There was little that did not interest him. He was an avid theatre goer, savouring the sumptuous treats Broadway had to offer. From Le Carre to Neruda and, of course, cookbooks (Arthur loved food and the art of cooking; he even wrote a book, A World of Curries), his office at India Abroad was full of books and I believe his home overflowed with tomes too.
Writers adored him. Both Jhumpa Lahiri and Anita Desai, when India Abroad honoured them at India Abroad Person of the Year events, acknowledged Arthur's kindness and unstinting work over the years covering their oeuvre. Culture and the social undercurrents in the desi community intrigued him. His insatiable curiosity was what made Arthur such a wonderful journalist.
His prolificity, of course, was the subject of legend. His bylines were all over every edition of India Abroad. As my colleague Sanjay Sawant mourned when he learnt about Arthur's passing: "So sad. Now we will miss the byline ARTHUR J PAIS."
Arthur once told me he aimed to hit 17,000 words every week. Most journalists I know would be happy with a fraction of that number. And when he didn't cross that finish line was when Arthur was at his crankiest. Though he frequented the theatre, enjoyed the smorgasbord of cuisines New York had to offer, read books by the shelf full, in the end, all that mattered was the Story. On which he toiled night and day.

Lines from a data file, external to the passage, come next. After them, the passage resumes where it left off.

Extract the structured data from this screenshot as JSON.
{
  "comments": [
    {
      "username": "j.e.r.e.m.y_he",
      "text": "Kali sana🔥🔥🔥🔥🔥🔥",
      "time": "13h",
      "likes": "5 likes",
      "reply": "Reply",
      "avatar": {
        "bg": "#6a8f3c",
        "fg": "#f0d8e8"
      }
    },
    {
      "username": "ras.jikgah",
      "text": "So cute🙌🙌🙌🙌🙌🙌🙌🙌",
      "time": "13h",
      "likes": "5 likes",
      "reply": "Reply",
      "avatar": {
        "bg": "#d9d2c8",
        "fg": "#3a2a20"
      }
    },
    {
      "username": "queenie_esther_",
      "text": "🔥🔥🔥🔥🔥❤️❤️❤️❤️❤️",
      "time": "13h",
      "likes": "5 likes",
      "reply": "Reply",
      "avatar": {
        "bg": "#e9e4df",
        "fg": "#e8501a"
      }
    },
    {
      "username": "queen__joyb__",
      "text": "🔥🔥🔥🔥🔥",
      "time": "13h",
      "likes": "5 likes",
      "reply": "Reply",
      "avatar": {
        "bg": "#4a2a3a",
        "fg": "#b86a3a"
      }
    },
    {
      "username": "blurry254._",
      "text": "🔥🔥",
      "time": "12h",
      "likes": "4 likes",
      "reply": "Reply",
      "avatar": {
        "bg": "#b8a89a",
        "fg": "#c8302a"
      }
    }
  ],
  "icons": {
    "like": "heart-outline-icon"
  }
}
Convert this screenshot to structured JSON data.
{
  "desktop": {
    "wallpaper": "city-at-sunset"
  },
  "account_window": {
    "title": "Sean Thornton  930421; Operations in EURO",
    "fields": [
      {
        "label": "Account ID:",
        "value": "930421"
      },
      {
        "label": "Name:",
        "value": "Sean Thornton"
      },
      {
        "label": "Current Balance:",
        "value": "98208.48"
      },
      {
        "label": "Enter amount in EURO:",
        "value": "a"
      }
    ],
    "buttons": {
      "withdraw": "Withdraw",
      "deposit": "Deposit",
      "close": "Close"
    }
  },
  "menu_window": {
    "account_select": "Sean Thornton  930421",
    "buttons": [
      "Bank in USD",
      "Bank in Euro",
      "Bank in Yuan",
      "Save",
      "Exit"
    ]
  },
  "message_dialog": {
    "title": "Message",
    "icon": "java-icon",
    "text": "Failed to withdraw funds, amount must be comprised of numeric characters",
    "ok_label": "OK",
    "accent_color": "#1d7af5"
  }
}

Even when he was ill -- and Arthur was very ill these last two years, even when he was on dialysis through the night -- Arthur J Pais was busy at work filing story after story. Week after week. His illness didn't shackle him till the very end. Even though he would have to do the dialysis manually, Arthur even travelled around the country to report stories, startling us by his commitment to his craft.

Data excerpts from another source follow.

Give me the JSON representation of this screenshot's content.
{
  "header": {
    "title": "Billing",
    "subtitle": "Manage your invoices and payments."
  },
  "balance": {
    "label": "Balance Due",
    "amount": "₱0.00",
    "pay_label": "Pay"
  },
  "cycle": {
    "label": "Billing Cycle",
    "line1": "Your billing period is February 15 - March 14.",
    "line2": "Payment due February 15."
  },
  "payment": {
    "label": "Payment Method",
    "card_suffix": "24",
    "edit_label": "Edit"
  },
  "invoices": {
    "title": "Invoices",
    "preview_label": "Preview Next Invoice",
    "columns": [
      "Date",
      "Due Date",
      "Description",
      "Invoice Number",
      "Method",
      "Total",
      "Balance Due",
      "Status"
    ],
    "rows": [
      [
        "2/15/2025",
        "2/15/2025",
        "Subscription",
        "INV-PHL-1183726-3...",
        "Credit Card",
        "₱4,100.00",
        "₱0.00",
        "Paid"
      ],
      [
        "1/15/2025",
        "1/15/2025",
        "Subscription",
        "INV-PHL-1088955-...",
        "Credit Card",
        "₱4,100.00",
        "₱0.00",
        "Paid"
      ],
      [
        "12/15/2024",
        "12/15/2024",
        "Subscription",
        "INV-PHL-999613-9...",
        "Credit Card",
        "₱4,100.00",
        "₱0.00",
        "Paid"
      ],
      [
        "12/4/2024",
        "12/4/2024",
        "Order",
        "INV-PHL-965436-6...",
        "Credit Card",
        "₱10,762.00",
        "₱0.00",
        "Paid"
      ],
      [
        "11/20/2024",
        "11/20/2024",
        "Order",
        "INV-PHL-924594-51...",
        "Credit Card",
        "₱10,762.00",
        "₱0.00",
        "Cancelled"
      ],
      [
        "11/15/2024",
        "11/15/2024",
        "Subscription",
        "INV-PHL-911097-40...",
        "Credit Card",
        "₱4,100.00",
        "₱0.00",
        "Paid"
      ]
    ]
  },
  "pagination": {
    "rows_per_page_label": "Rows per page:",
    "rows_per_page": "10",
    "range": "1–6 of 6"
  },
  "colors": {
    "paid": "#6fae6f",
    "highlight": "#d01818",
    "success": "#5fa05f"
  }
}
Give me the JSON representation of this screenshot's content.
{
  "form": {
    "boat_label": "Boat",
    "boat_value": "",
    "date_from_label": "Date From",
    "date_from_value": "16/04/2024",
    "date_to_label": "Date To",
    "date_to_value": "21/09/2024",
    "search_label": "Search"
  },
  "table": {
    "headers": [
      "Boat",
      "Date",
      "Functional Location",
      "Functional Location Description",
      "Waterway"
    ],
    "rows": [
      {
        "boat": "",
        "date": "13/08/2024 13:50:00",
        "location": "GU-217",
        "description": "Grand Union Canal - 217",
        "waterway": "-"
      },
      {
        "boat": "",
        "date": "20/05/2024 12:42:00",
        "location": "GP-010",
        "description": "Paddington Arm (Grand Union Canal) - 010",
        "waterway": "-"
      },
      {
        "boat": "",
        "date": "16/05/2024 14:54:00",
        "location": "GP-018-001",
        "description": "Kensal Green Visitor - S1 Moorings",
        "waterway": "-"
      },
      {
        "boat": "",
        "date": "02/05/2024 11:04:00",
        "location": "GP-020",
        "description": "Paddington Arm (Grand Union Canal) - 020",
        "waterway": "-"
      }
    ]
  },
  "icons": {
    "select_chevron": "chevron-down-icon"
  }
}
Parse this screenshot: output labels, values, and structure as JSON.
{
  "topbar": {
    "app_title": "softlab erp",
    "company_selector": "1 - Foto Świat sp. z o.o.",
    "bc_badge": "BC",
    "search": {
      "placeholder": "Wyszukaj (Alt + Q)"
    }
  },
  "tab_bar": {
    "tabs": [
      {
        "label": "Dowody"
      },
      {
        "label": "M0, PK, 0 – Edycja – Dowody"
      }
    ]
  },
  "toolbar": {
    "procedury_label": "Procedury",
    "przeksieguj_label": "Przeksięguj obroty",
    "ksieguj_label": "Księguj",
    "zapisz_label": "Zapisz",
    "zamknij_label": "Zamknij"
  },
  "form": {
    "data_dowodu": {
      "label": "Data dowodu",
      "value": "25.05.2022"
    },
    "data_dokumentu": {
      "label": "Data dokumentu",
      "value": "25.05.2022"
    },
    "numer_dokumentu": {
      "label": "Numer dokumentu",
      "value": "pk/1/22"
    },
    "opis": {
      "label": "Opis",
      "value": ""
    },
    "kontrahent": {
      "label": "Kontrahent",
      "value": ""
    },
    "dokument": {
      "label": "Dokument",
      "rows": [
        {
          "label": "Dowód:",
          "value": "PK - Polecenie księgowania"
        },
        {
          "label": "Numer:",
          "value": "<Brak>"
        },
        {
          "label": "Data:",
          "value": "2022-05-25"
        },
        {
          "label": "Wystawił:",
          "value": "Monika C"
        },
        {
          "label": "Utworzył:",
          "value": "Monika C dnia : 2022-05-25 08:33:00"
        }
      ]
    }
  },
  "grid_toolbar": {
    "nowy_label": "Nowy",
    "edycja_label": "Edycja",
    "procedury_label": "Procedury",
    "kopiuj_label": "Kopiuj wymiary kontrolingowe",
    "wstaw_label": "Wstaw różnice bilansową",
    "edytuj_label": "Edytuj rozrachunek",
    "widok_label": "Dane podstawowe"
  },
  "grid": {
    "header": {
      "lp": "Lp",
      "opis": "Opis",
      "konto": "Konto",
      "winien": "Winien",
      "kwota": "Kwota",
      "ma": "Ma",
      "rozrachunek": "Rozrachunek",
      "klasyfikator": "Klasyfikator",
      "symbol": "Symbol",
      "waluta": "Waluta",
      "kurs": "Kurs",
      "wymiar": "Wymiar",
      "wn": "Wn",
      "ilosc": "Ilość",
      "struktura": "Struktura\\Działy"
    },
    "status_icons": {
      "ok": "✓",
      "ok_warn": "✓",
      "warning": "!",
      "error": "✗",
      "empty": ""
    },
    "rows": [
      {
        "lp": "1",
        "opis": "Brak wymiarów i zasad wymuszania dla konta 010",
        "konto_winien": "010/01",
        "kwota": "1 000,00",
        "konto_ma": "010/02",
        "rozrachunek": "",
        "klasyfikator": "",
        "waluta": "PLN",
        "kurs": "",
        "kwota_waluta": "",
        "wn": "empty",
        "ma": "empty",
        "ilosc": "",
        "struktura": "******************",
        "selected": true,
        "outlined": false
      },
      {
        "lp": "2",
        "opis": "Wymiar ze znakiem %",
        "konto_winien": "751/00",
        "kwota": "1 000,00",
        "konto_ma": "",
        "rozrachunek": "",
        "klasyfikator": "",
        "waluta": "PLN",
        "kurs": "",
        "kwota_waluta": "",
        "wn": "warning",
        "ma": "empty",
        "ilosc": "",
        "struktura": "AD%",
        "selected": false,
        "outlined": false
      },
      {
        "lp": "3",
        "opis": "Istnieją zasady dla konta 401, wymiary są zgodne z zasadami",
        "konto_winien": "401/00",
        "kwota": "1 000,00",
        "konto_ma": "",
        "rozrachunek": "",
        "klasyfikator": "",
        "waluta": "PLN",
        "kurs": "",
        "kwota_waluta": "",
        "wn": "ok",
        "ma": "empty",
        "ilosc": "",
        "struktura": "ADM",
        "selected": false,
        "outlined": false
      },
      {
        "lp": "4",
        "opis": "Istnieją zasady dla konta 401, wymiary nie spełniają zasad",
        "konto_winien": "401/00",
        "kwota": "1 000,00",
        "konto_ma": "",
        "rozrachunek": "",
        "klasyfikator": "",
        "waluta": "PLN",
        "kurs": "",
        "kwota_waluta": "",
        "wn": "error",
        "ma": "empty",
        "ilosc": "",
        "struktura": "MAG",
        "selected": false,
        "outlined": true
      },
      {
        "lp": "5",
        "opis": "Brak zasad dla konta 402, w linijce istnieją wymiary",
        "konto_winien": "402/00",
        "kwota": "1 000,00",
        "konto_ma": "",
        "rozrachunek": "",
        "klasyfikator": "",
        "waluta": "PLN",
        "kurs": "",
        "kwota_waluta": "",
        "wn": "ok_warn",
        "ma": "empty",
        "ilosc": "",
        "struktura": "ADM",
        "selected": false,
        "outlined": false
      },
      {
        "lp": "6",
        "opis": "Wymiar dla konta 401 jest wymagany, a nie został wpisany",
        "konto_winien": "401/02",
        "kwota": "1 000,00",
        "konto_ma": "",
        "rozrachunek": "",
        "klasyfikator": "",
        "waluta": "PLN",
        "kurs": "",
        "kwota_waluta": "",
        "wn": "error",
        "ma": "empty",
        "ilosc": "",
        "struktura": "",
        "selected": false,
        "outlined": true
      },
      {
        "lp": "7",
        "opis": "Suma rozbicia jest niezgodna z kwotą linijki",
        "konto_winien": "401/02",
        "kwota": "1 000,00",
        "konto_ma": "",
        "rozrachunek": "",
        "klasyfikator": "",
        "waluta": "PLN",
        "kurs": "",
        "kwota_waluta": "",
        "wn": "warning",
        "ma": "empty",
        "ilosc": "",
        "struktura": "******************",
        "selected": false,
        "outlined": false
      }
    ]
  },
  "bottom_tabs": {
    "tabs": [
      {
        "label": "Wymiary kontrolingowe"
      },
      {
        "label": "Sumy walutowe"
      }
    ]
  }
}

Whenever he was upset about a story being trimmed or not being given the right display, I knew the best way to mollify him would be to discuss a story idea. Then his anger would melt away, his weariness would disappear, his eyes would glow like Starships on the way to the Death Star and he would get more and more animated as he discussed the scope of the feature.
No story about Arthur would be complete without mention of Betty, his wife of nearly 40 years. Betty was both his muse and his minder. Like all obsessive journalists and writers, Arthur was not one of this world. Harum scarum at the best of times, his life would have been a disorganised mess had Betty not been there to restore order into it.
"Betty deserves a Nobel Prize for putting up with you!" I once told him. His body shook with laughter, his eyes moistened as he wordlessly acknowledged his debt to Betty. After he filed what would be his sayonara piece for India Abroad -- recipes from America's finest desi chefs -- he mailed my colleague Vaihayasi Pande Daniel to ensure that Betty's contributions was credited in the article.
I didn't realise we would lose him just weeks later.
Mortality was constantly on his mind, a consequence perhaps of the way diabetes had affected his body. A couple of years ago, he called me one night to tell me he would be dead in a few weeks' time and was bequeathing some of his cherished books to colleagues.
Frailty robbed Arthur of both his volatility and his good cheer. He seemed preoccupied, no longer the effervescent soul in person. But in print, he was still the same, engaging readers with the simplicity of his prose and the felicity of his ideas.
He often said stories kept him alive. And if they ever dried up, he would be dead. The last few months, as he was sequestered to his bed, the stories had begun to dry up. The flood of mails with story ideas had ebbed into a trickle. Until one Friday afternoon, the river was no more.